Reverse-engineering film

“Soon I’m supposed to be graduated from the Master of Film. But what does it mean to be ‘a master of film’? It sounds almost pompous if you start thinking about it, and I was wondering how I could live up to that title. What I realized is that it’s not so much about being a master in relation to others, but that’s it’s rather about the ‘mastering of film’. I entered this program with a research plan to develop a system for subjective film analysis, which could be used as a tool for filmmaking. What I discovered was that I could turn it around as well: using filmmaking as a tool the analysis of film. I worked on it together with art critic Paul Groot, with whom, over the years, I have developed a close collaboration, based on our shared reflections on film.

Avant-garde approach
The project resulted in three feature films about Quinten, a boy with a memory like a movie karaoke machine.
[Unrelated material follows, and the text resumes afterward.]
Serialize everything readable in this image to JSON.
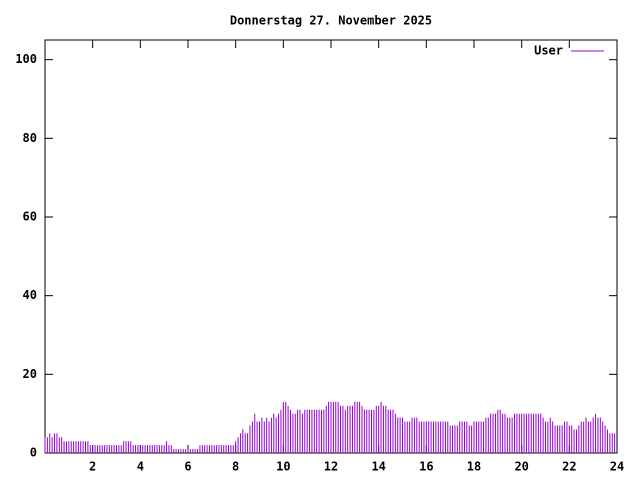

It is an attempt to re-invent, once again, the mode of production of feature films, and the creative process behind it, inspired by the avant-garde approach to filmmaking. We started off by rejecting the idea that filmmaking is a bothersome, expensive, time consuming business. It wasn’t meant as a deconstruction, it’s more practical, that’s why I prefer to use the term ‘reverse-engineering’. We reversed the creation of a narrative, using a certain given situation and transforming that into fiction during the process of filming, and even more so afterwards in the editing – and doing so by using associations and the imagination and especially cinematic references. Through appropriation we are integrating film analysis as an artistic tool.
Of course, this creates a much more dynamic process than when you work from a certain preconceived fictional world which requires lots of resources in order for it to be molded out of reality. We don’t intent to capture reality neither. Reality is only used as source material and turned into a narrative structure. The scenario is created afterwards, which we call the post-scriptum script, and brought into the film using titles and voiceover.

Quinten
The first film is a study of Quinten, an exceptional psychological case. He suffers from aphasia and he has a memory problem. Or actually it’s a great gift: his memory is loaded with all the movies he ever saw, he’s a walking movie database. His aphasia is the result of a traumatic relation with his ambitious talkative brother. When his brother gets murdered Quinten is finally free.
In the sequel, after he has overcome his trauma, and thus his aphasia, a complicated situation arises. The trauma was intertwined with everything that made him who he is, his obsessions, his quirks, but also all his great features. His life, his identity, his relationship with his girlfriend Sylvie and the rest of the world… there is no certainty any longer. Quinten is plagued by anxiety attacks, he sees great danger around him and he’s gradually drawn into a psychosis. Sylvie doesn't recognize the person she once loved anymore and decides to leave. After five years of studying in Amsterdam, she moves back to her motherland, Thailand, to find herself a home and a simple life in seclusion. She tries to forget everything that happened, tries to erase her memory. She leaves Quinten behind.
In the last part Quinten follows Sylvie to Thailand. In an attempt to reconnect and to preserve their love he persuades her into making a film together.

Falling in love
Every next film in the trilogy is a reflection on the previous one, not only in terms of content and form, but also in terms of working method. When we started there was no story, we only had the references to the films we love most, and of course, the two actors who shaped their own characters. But in the finished film a fictional world had emerged with the aid of a computer generated voice-over.
In the second part we had already lost our innocence and the filmmaking, and the film as a result, became more self-consciousness. A reflective layer was added through the voice-over of Sylvie, who has the same skeptical but curious attitude as the ideal spectator.
In the last film, referencing Sartre’s 'Huis Clos', those different perspectives become like a trap for the characters, they are literally captured in camera. Fiction and reality blend together when cameras step in front of each other. This endless loop creates a sense of vertigo, or nausea reinforced by the usage of 3D technology. The film itself ends up in an existential crisis that the characters are trying to deal with. Losing grip on reality is confusing and it may even be dangerous. Yet it’s exactly what happens when two people fall in love.”